Securing ever-expanding infrastructure is a major challenge as users change work patterns and applications and infrastructure evolve. “Now, we have to secure a wider infrastructure and wider footprint. That’s one major challenge security organisations are facing.”

 Vellamcheti said the second challenge is that threat actors are becoming more organised and structured. “There’s state-sponsored funding that goes into the cybersecurity centre or institutionalisation of the bad actors wherein they’re becoming more organised, they are getting better funding. Because they also need monetisation,” he said.

Security vendors that have built their offerings on the use of firewalls have had to adapt to the modern landscape where hardware anchored in the data centre and security tied to a trusted network have little relevance.

Trends in cybersecurity

Continuous change in technologies also implies a parallel shift in cybersecurity trends as news of data breaches, ransomware, and hacks becomes the norm.

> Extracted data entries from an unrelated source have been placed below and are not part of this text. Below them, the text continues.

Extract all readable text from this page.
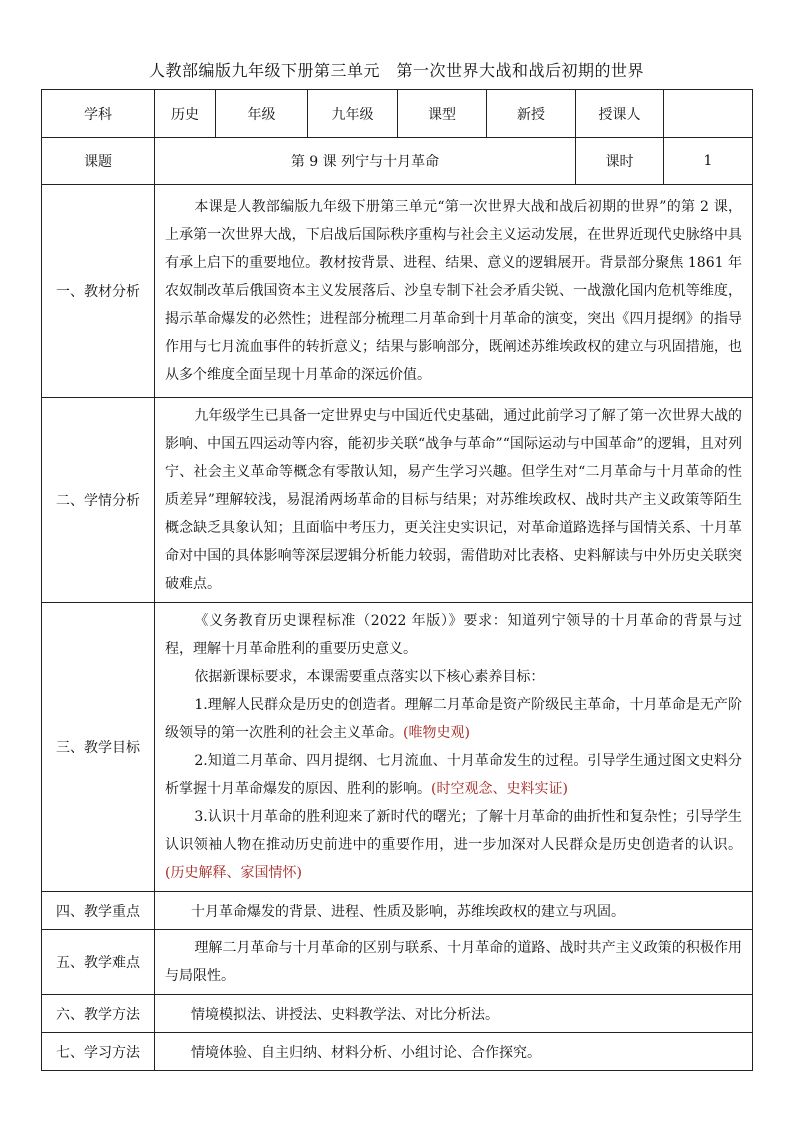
人教部编版九年级下册第三单元　第一次世界大战和战后初期的世界
学科	历史	年级	九年级	课型	新授	授课人	
课题	第 9 课 列宁与十月革命					课时	1
一、教材分析	本课是人教部编版九年级下册第三单元“第一次世界大战和战后初期的世界”的第 2 课，上承第一次世界大战，下启战后国际秩序重构与社会主义运动发展，在世界近现代史脉络中具有承上启下的重要地位。教材按背景、进程、结果、意义的逻辑展开。背景部分聚焦 1861 年农奴制改革后俄国资本主义发展落后、沙皇专制下社会矛盾尖锐、一战激化国内危机等维度，揭示革命爆发的必然性；进程部分梳理二月革命到十月革命的演变，突出《四月提纲》的指导作用与七月流血事件的转折意义；结果与影响部分，既阐述苏维埃政权的建立与巩固措施，也从多个维度全面呈现十月革命的深远价值。						

二、学情分析	九年级学生已具备一定世界史与中国近代史基础，通过此前学习了解了第一次世界大战的影响、中国五四运动等内容，能初步关联“战争与革命”“国际运动与中国革命”的逻辑，且对列宁、社会主义革命等概念有零散认知，易产生学习兴趣。但学生对“二月革命与十月革命的性质差异”理解较浅，易混淆两场革命的目标与结果；对苏维埃政权、战时共产主义政策等陌生概念缺乏具象认知；且面临中考压力，更关注史实识记，对革命道路选择与国情关系、十月革命对中国的具体影响等深层逻辑分析能力较弱，需借助对比表格、史料解读与中外历史关联突破难点。						

三、教学目标	《义务教育历史课程标准（2022 年版）》要求：知道列宁领导的十月革命的背景与过程，理解十月革命胜利的重要历史意义。

依据新课标要求，本课需要重点落实以下核心素养目标：

1.理解人民群众是历史的创造者。理解二月革命是资产阶级民主革命，十月革命是无产阶级领导的第一次胜利的社会主义革命。(唯物史观)

2.知道二月革命、四月提纲、七月流血、十月革命发生的过程。引导学生通过图文史料分析掌握十月革命爆发的原因、胜利的影响。(时空观念、史料实证)

3.认识十月革命的胜利迎来了新时代的曙光；了解十月革命的曲折性和复杂性；引导学生认识领袖人物在推动历史前进中的重要作用，进一步加深对人民群众是历史创造者的认识。(历史解释、家国情怀)						

四、教学重点	十月革命爆发的背景、进程、性质及影响，苏维埃政权的建立与巩固。						
五、教学难点	理解二月革命与十月革命的区别与联系、十月革命的道路、战时共产主义政策的积极作用与局限性。						

六、教学方法	情境模拟法、讲授法、史料教学法、对比分析法。						
七、学习方法	情境体验、自主归纳、材料分析、小组讨论、合作探究。						
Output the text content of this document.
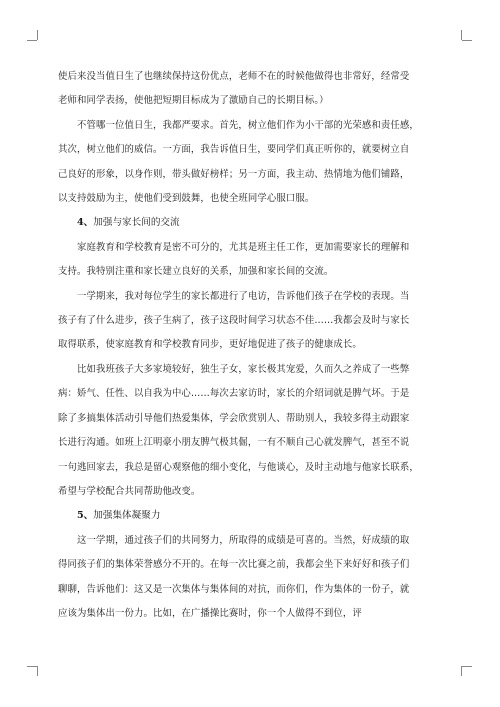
使后来没当值日生了也继续保持这份优点，老师不在的时候他做得也非常好，经常受
老师和同学表扬，使他把短期目标成为了激励自己的长期目标。）
不管哪一位值日生，我都严要求。首先，树立他们作为小干部的光荣感和责任感，
其次，树立他们的威信。一方面，我告诉值日生，要同学们真正听你的，就要树立自
己良好的形象，以身作则，带头做好榜样；另一方面，我主动、热情地为他们铺路，
以支持鼓励为主，使他们受到鼓舞，也使全班同学心服口服。
4、加强与家长间的交流
家庭教育和学校教育是密不可分的，尤其是班主任工作，更加需要家长的理解和
支持。我特别注重和家长建立良好的关系，加强和家长间的交流。
一学期来，我对每位学生的家长都进行了电访，告诉他们孩子在学校的表现。当
孩子有了什么进步，孩子生病了，孩子这段时间学习状态不佳……我都会及时与家长
取得联系，使家庭教育和学校教育同步，更好地促进了孩子的健康成长。
比如我班孩子大多家境较好，独生子女，家长极其宠爱，久而久之养成了一些弊
病：娇气、任性、以自我为中心……每次去家访时，家长的介绍词就是脾气坏。于是
除了多搞集体活动引导他们热爱集体，学会欣赏别人、帮助别人，我较多得主动跟家
长进行沟通。如班上江明豪小朋友脾气极其倔，一有不顺自己心就发脾气，甚至不说
一句逃回家去，我总是留心观察他的细小变化，与他谈心，及时主动地与他家长联系，
希望与学校配合共同帮助他改变。
5、加强集体凝聚力
这一学期，通过孩子们的共同努力，所取得的成绩是可喜的。当然，好成绩的取
得同孩子们的集体荣誉感分不开的。在每一次比赛之前，我都会坐下来好好和孩子们
聊聊，告诉他们：这又是一次集体与集体间的对抗，而你们，作为集体的一份子，就
应该为集体出一份力。比如，在广播操比赛时，你一个人做得不到位，评
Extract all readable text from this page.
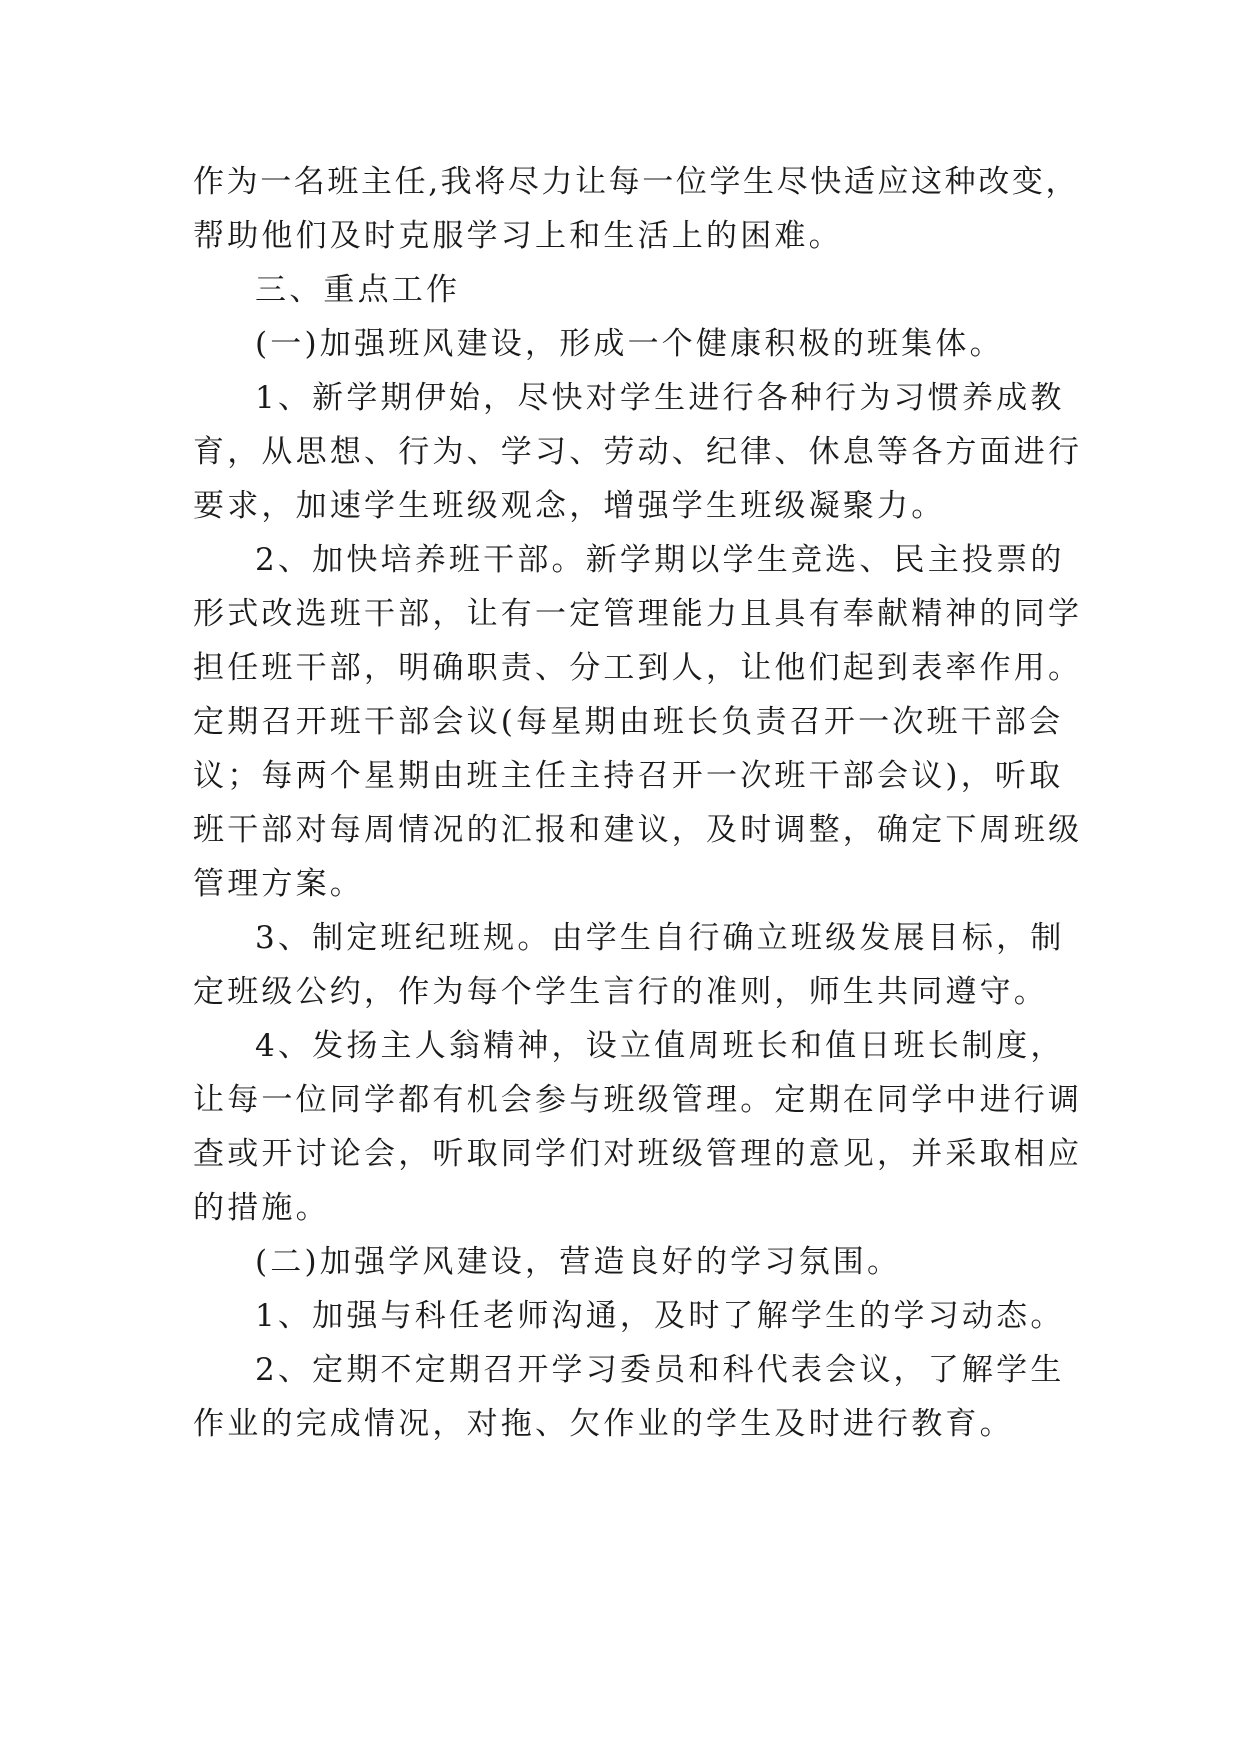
作为一名班主任,我将尽力让每一位学生尽快适应这种改变，
帮助他们及时克服学习上和生活上的困难。
三、重点工作
(一)加强班风建设，形成一个健康积极的班集体。
1、新学期伊始，尽快对学生进行各种行为习惯养成教
育，从思想、行为、学习、劳动、纪律、休息等各方面进行
要求，加速学生班级观念，增强学生班级凝聚力。
2、加快培养班干部。新学期以学生竞选、民主投票的
形式改选班干部，让有一定管理能力且具有奉献精神的同学
担任班干部，明确职责、分工到人，让他们起到表率作用。
定期召开班干部会议(每星期由班长负责召开一次班干部会
议；每两个星期由班主任主持召开一次班干部会议)，听取
班干部对每周情况的汇报和建议，及时调整，确定下周班级
管理方案。
3、制定班纪班规。由学生自行确立班级发展目标，制
定班级公约，作为每个学生言行的准则，师生共同遵守。
4、发扬主人翁精神，设立值周班长和值日班长制度，
让每一位同学都有机会参与班级管理。定期在同学中进行调
查或开讨论会，听取同学们对班级管理的意见，并采取相应
的措施。
(二)加强学风建设，营造良好的学习氛围。
1、加强与科任老师沟通，及时了解学生的学习动态。
2、定期不定期召开学习委员和科代表会议，了解学生
作业的完成情况，对拖、欠作业的学生及时进行教育。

Vellamcheti shared how the level of sophistication when it comes to hackers is on the rise because of their usage of AI and ML. 

“You [may have heard] about malware as a service. Cybercrime as a service, ransomware as a service, which was never the case before. This means that today, a guy who’s not a cybersecurity expert can reach out to people and initiate attacks. And where are the attack vectors? They’re actually focusing now on mobile apps as all of us have a lot of mobiles. There are a lot of native apps. That has become the threat vector,” he said.